Dead to the Max (Max Starr, #1)

“Your way isn’t working. It never did.”


“So now I’ve got to change because you think it’s best for me?” She writhed on the edge of his words, as if his voice were a string attached to her limbs. “Cameron says dance, and I dance. Cameron says find a killer, and I look for one. Cameron says don’t love this man, love that one. Fuck this one, not that one. You can’t tell me what to do anymore. I’ll have sex when I want and with whom I want. I’m in control, do you hear that?”

“Sex isn’t about power and control. It’s about making love.”

She wrapped her arms around herself, bit her lip until she tasted blood. “I’ve forgotten how to make love.”

“You never really knew how.” The words were just a whisper in the air.

They sliced her to the bone. “You were a lot of things, Cameron, but cruel never used to be one of them.”

“Cruelty is the only weapon I have left, my love.”

Anything she might have said would put her dangerously close to tears.

He was silent a moment. “I don’t like what we’re doing to each other. But I don’t know how to stop it.”

She rocked back and forth on her toes, eyes squeezed tight.

She felt him at her back, his lips at her nape, his arms curved beneath her breasts. “I will always love you,” he whispered next to her ear, his voice filled with real tears that seemed to fall against her own cheeks. “Forgive me for everything I’ve done to you, for all the mistakes I’ve made.”

Then the swirl of peppermint and aftershave vanished like vapor in sunlight, leaving only the echo of his final words, “Good-bye, my love.

She closed her eyes to the smell of rain on concrete, the tang of wet cat fur, frying bacon in a downstairs apartment. She sniffed the air, there wasn’t a trace of his scent.

“Cameron?”

She felt the silence like the sudden snap of the tether that bound him to her. He’d never said good-bye before.

“Don’t you dare walk out when we’re fighting.”

No answer. She bit her already abused bottom lip.

“This disappearing act doesn’t mean you’ve won.”

Nothing. She started to shake.

“Filthy bastard.”

It was a word meant to rouse his ire, a bone he couldn’t pass on, a gauntlet he’d never refused to pick up. It had always worked in the past.

She shivered even though the rain hadn’t completely eased the heat. “Please don’t leave me,” she whispered into the darkened room.

She focused on all her pain, all her anger, all her fear, then sent it out into the universe for Cameron to find, to feel, to despair over, knowing he’d have to come back if only to hold her in his arms one more time.

“I need you.”

A car honked a block away, across the street a mother called her son in for the night, and somewhere, a door slammed.
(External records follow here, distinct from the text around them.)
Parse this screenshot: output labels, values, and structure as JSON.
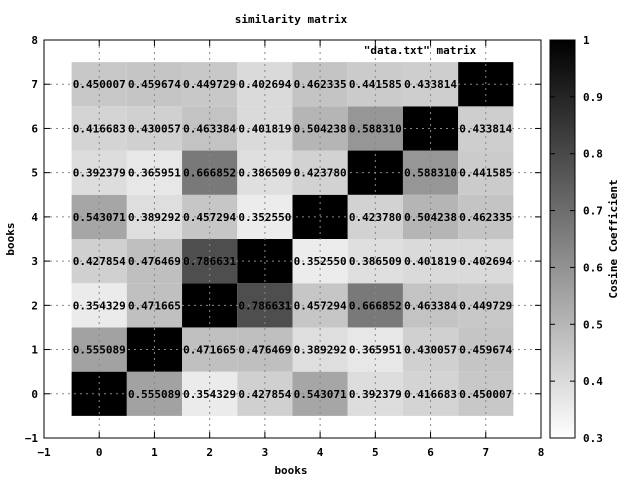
{
  "chart_data": {
    "type": "heatmap",
    "title": "similarity matrix",
    "annotation": "\"data.txt\"  matrix",
    "xlabel": "books",
    "ylabel": "books",
    "xlim": [
      -1,
      8
    ],
    "ylim": [
      -1,
      8
    ],
    "xticks": [
      "−1",
      "0",
      "1",
      "2",
      "3",
      "4",
      "5",
      "6",
      "7",
      "8"
    ],
    "yticks": [
      "−1",
      "0",
      "1",
      "2",
      "3",
      "4",
      "5",
      "6",
      "7",
      "8"
    ],
    "grid": true,
    "colorbar": {
      "label": "Cosine Coefficient",
      "range": [
        0.3,
        1
      ],
      "ticks": [
        "0.3",
        "0.4",
        "0.5",
        "0.6",
        "0.7",
        "0.8",
        "0.9",
        "1"
      ],
      "low_color": "#ffffff",
      "high_color": "#000000",
      "placement": "right"
    },
    "matrix": [
      [
        1,
        0.555089,
        0.354329,
        0.427854,
        0.543071,
        0.392379,
        0.416683,
        0.450007
      ],
      [
        0.555089,
        1,
        0.471665,
        0.476469,
        0.389292,
        0.365951,
        0.430057,
        0.459674
      ],
      [
        0.354329,
        0.471665,
        1,
        0.786631,
        0.457294,
        0.666852,
        0.463384,
        0.449729
      ],
      [
        0.427854,
        0.476469,
        0.786631,
        1,
        0.35255,
        0.386509,
        0.401819,
        0.402694
      ],
      [
        0.543071,
        0.389292,
        0.457294,
        0.35255,
        1,
        0.42378,
        0.504238,
        0.462335
      ],
      [
        0.392379,
        0.365951,
        0.666852,
        0.386509,
        0.42378,
        1,
        0.58831,
        0.441585
      ],
      [
        0.416683,
        0.430057,
        0.463384,
        0.401819,
        0.504238,
        0.58831,
        1,
        0.433814
      ],
      [
        0.450007,
        0.459674,
        0.449729,
        0.402694,
        0.462335,
        0.441585,
        0.433814,
        1
      ]
    ],
    "cell_labels": [
      [
        "",
        "0.555089",
        "0.354329",
        "0.427854",
        "0.543071",
        "0.392379",
        "0.416683",
        "0.450007"
      ],
      [
        "0.555089",
        "",
        "0.471665",
        "0.476469",
        "0.389292",
        "0.365951",
        "0.430057",
        "0.459674"
      ],
      [
        "0.354329",
        "0.471665",
        "",
        "0.786631",
        "0.457294",
        "0.666852",
        "0.463384",
        "0.449729"
      ],
      [
        "0.427854",
        "0.476469",
        "0.786631",
        "",
        "0.352550",
        "0.386509",
        "0.401819",
        "0.402694"
      ],
      [
        "0.543071",
        "0.389292",
        "0.457294",
        "0.352550",
        "",
        "0.423780",
        "0.504238",
        "0.462335"
      ],
      [
        "0.392379",
        "0.365951",
        "0.666852",
        "0.386509",
        "0.423780",
        "",
        "0.588310",
        "0.441585"
      ],
      [
        "0.416683",
        "0.430057",
        "0.463384",
        "0.401819",
        "0.504238",
        "0.588310",
        "",
        "0.433814"
      ],
      [
        "0.450007",
        "0.459674",
        "0.449729",
        "0.402694",
        "0.462335",
        "0.441585",
        "0.433814",
        ""
      ]
    ]
  }
}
But there was not a sound in Max’s room except the jerky intake of her own breath.

Cameron was gone.





Chapter Twenty-Two


Since the day she’d met Cameron, there’d never been a time Max was truly alone. Or wanted to be. Sure there were the usual married couple fights, but she always knew he’d come back. He’d never actually said good-bye. She always knew eventually, after he cooled down, she’d hear his key in the door.

She sagged onto the bed beneath the weight of the silence in the little room. Buzzard leaped onto the coverlet, curled into a tight ball beside her. His bony spine jabbed her thigh. Within seconds, the cat was purring. The rain beat lazily against the siding. All other sound had died away.

“He’ll be back, I know he will.” Except that his words had seemed so full of anguish, so hopeless, so unlike Cameron who’d always been the one with all the answers.

So...final. Good-bye, my love.

She shivered again, rubbed her hands up and down her arms. Her chest hurt as if she’d run a long distance. Her eyes burned. She rubbed the ache, and her fingers came away wet.

God, she couldn’t be crying.

She never cried.

Not the day she’d watched them put her mother in the ground when she was eight years old.

Not the day she was forced to live in her uncle’s house, nor the day she managed to leave it for good.

Not the day she first touched Cameron, nor the day she laid him to rest.

Because she’d never laid him to rest, she’d never let him go, never thought she’d have to say good-bye. Or hear him say it.

The cat rolled over, stretched, then sank his claws into her leg. He regarded her with wide yellow eyes; the little buzzard had done it on purpose. She pulled the needles out of her skin and rose. Dropping her sweatshirt, pants, and nylons in a line as she walked to the bathroom, she took her robe off the door. The lights were still out. She left them that way; she didn’t think she could stand to see her face in the mirror.

The red numbers on her bedside clock were slightly blurred. She wiped a hand across her cheeks. They were still wet, as if her eyes had watered involuntarily.